I love researching the origins of expressions, myths and traditions although the research often turns up more questions than answers.
Take the idiom "cold enough to freeze the balls off a brass monkey."
At face value, it would indeed have to be very frigid to freeze any anatomical appendage off a statue made of metal.
But the origins of this expression are not, perhaps, what face value might suggest. Etymologists most frequently cite the idiom as nautical in origin.
Supposedly, way back when pirates sailed the seven seas, mariners would store their cannonballs in pyramids atop brass trays known as "monkeys." In theory, since brass contracts more than iron with lowering temperatures, extreme cold would cause the cannon balls to roll off the monkeys.
There are some questionable aspects to the veracity of this situation.
Scientifically, while the thermal coefficients of brass and iron are different, it seems unlikely the brass could contract enough to dislodge the cannonballs.
Practically, storing cannonballs in this fashion, while perhaps efficient, seems a bit problematic as the pitching of a ship in high waves seems more likely to knock the balls off than freezing temperatures.
Some skeptics even claim there is no evidence this arrangement of cannonballs was called a brass monkey.

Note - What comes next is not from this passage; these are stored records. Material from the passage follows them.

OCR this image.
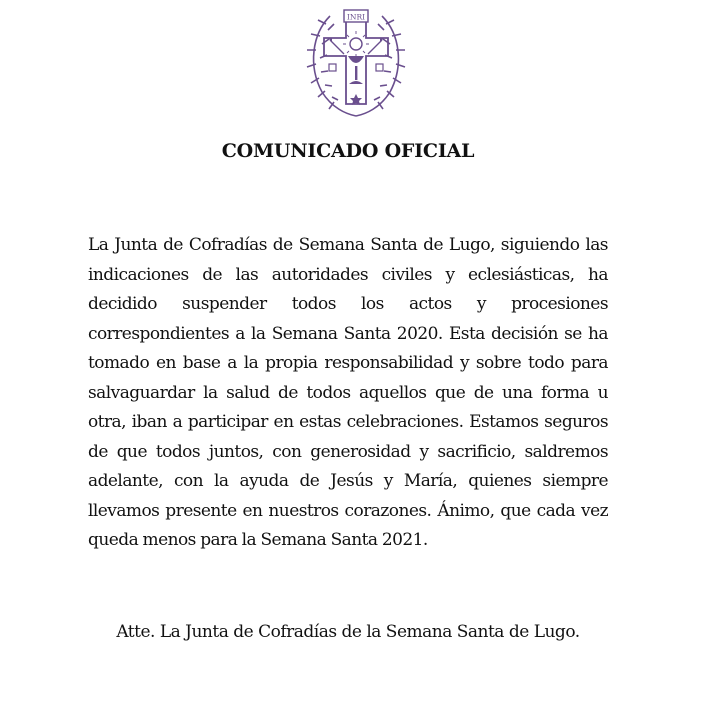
INRI
COMUNICADO OFICIAL

La Junta de Cofradías de Semana Santa de Lugo, siguiendo las indicaciones de las autoridades civiles y eclesiásticas, ha decidido suspender todos los actos y procesiones correspondientes a la Semana Santa 2020. Esta decisión se ha tomado en base a la propia responsabilidad y sobre todo para salvaguardar la salud de todos aquellos que de una forma u otra, iban a participar en estas celebraciones. Estamos seguros de que todos juntos, con generosidad y sacrificio, saldremos adelante, con la ayuda de Jesús y María, quienes siempre llevamos presente en nuestros corazones. Ánimo, que cada vez queda menos para la Semana Santa 2021.

Atte. La Junta de Cofradías de la Semana Santa de Lugo.
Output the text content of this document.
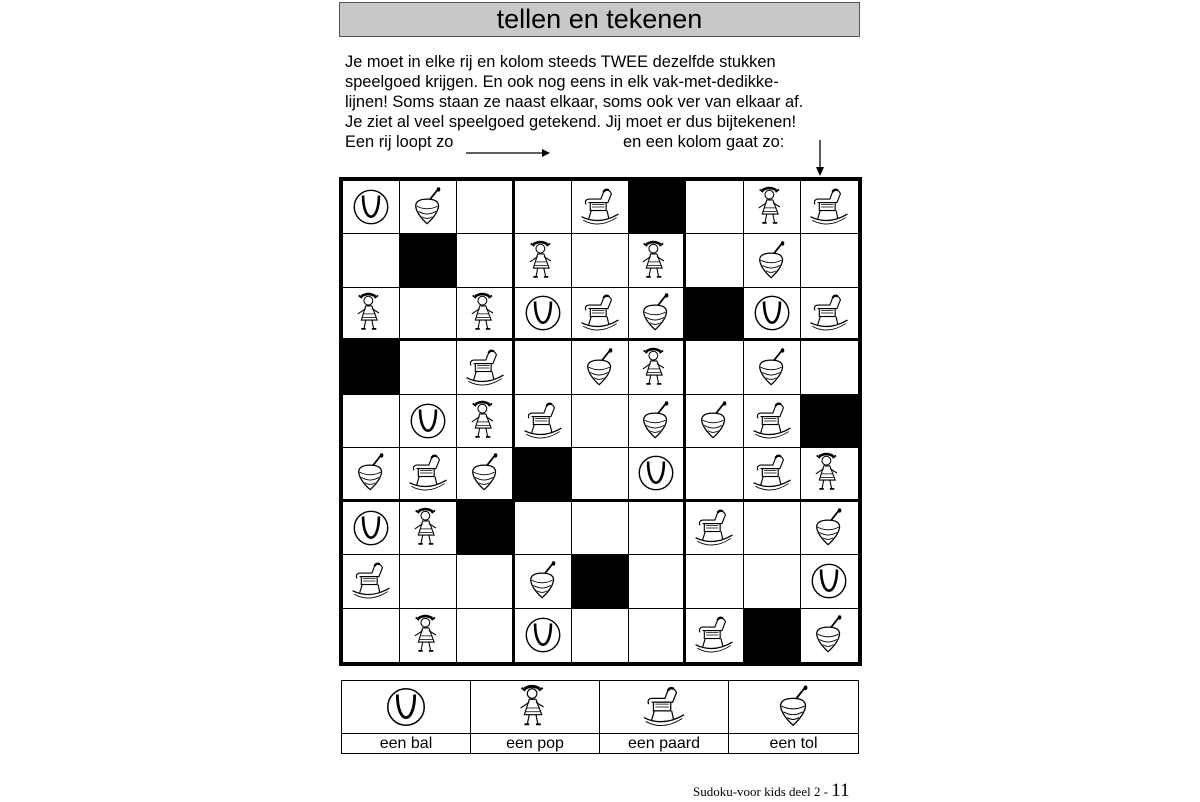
tellen en tekenen

Je moet in elke rij en kolom steeds TWEE dezelfde stukken

speelgoed krijgen. En ook nog eens in elk vak-met-dedikke-

lijnen! Soms staan ze naast elkaar, soms ook ver van elkaar af.

Je ziet al veel speelgoed getekend. Jij moet er dus bijtekenen!

Een rij loopt zo	en een kolom gaat zo:
een bal	een pop	een paard	een tol
Sudoku-voor kids deel 2 - 11
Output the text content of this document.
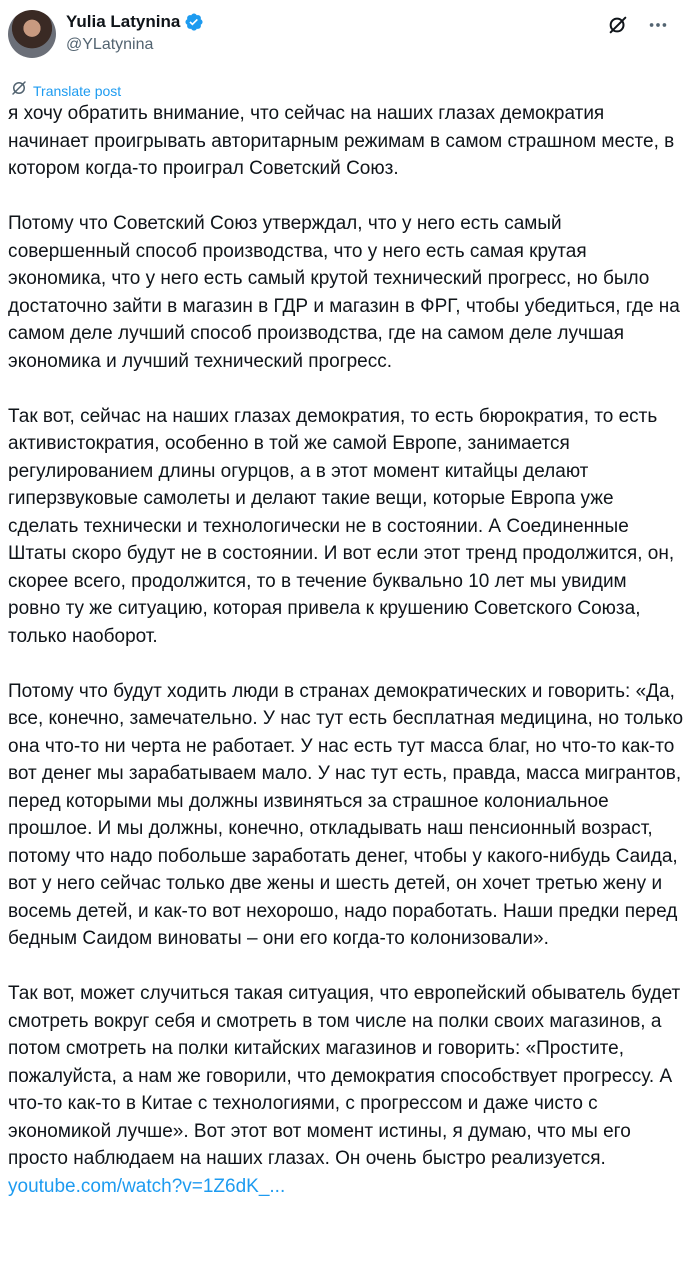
Yulia Latynina
@YLatynina
Translate post

я хочу обратить внимание, что сейчас на наших глазах демократия начинает проигрывать авторитарным режимам в самом страшном месте, в котором когда-то проиграл Советский Союз.

Потому что Советский Союз утверждал, что у него есть самый совершенный способ производства, что у него есть самая крутая экономика, что у него есть самый крутой технический прогресс, но было достаточно зайти в магазин в ГДР и магазин в ФРГ, чтобы убедиться, где на самом деле лучший способ производства, где на самом деле лучшая экономика и лучший технический прогресс.

Так вот, сейчас на наших глазах демократия, то есть бюрократия, то есть активистократия, особенно в той же самой Европе, занимается регулированием длины огурцов, а в этот момент китайцы делают гиперзвуковые самолеты и делают такие вещи, которые Европа уже сделать технически и технологически не в состоянии. А Соединенные Штаты скоро будут не в состоянии. И вот если этот тренд продолжится, он, скорее всего, продолжится, то в течение буквально 10 лет мы увидим ровно ту же ситуацию, которая привела к крушению Советского Союза, только наоборот.

Потому что будут ходить люди в странах демократических и говорить: «Да, все, конечно, замечательно. У нас тут есть бесплатная медицина, но только она что-то ни черта не работает. У нас есть тут масса благ, но что-то как-то вот денег мы зарабатываем мало. У нас тут есть, правда, масса мигрантов, перед которыми мы должны извиняться за страшное колониальное прошлое. И мы должны, конечно, откладывать наш пенсионный возраст, потому что надо побольше заработать денег, чтобы у какого-нибудь Саида, вот у него сейчас только две жены и шесть детей, он хочет третью жену и восемь детей, и как-то вот нехорошо, надо поработать. Наши предки перед бедным Саидом виноваты – они его когда-то колонизовали».

Так вот, может случиться такая ситуация, что европейский обыватель будет смотреть вокруг себя и смотреть в том числе на полки своих магазинов, а потом смотреть на полки китайских магазинов и говорить: «Простите, пожалуйста, а нам же говорили, что демократия способствует прогрессу. А что-то как-то в Китае с технологиями, с прогрессом и даже чисто с экономикой лучше». Вот этот вот момент истины, я думаю, что мы его просто наблюдаем на наших глазах. Он очень быстро реализуется.

youtube.com/watch?v=1Z6dK_...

Nevertheless, just because something is non-scientific, impractical and/or exaggerated doesn't mean people don't say it and/or (more disturbingly) believe it.
For example, Groundhog Day was Feb. 2. It is said that on this date, if a groundhog emerges from its burrow and sees its shadow, we are in for six more weeks of winter. If it does not see its shadow, spring will arrive early.
This old wive's tale, and specifically the date, comes to us from the Pennsylvania Dutch, but the concept of weather prognosticating animals goes back much further.
One can forgive our ancestors for their superstitions as their very survival depended on the coming of spring when the winter stores of food were waning.
These days, the tradition goes on, but most people just see it as a little bit of harmless fun (at least I hope that's the case). It doesn't take a genius to see all the flaws in the concept of a furry soothsayer, not the least of which is that spring arriving early is highly subjective.
It is also subject to latitudinal variations.
In Pennsylvania (and also southern B.C., coincidentally), groundhogs start coming out of hibernation around the beginning of February, but in Ontario, the rodents don't start emerging from their burrows until mid-March. Keep going north and the deep sleep can even last into April.
There have been attempts to explain the phenomenon scientifically. We know that sunshine, which facilitates the seeing of shadows, is associated with cold in the winter. Therefore, cold at the beginning of February might mean more winter ahead.
But explaining it scientifically depends on a degree of accuracy in the rodent-turned-meteorologist equation. The most famous of all the groundhog forecasters is Punxsutawney Phil a pseudo-mythical critter who has been foretelling the prolonging of winter or early coming of spring since 1887.
That is a good long sample size to accurately assess accuracy and Phil does not do well in that regard. Depending on the aforementioned subjectivity of what constitutes an early spring, experts give Phil an accuracy rating of between 20 and 40 per cent.
That's not even as good as what might be expected from flipping a coin.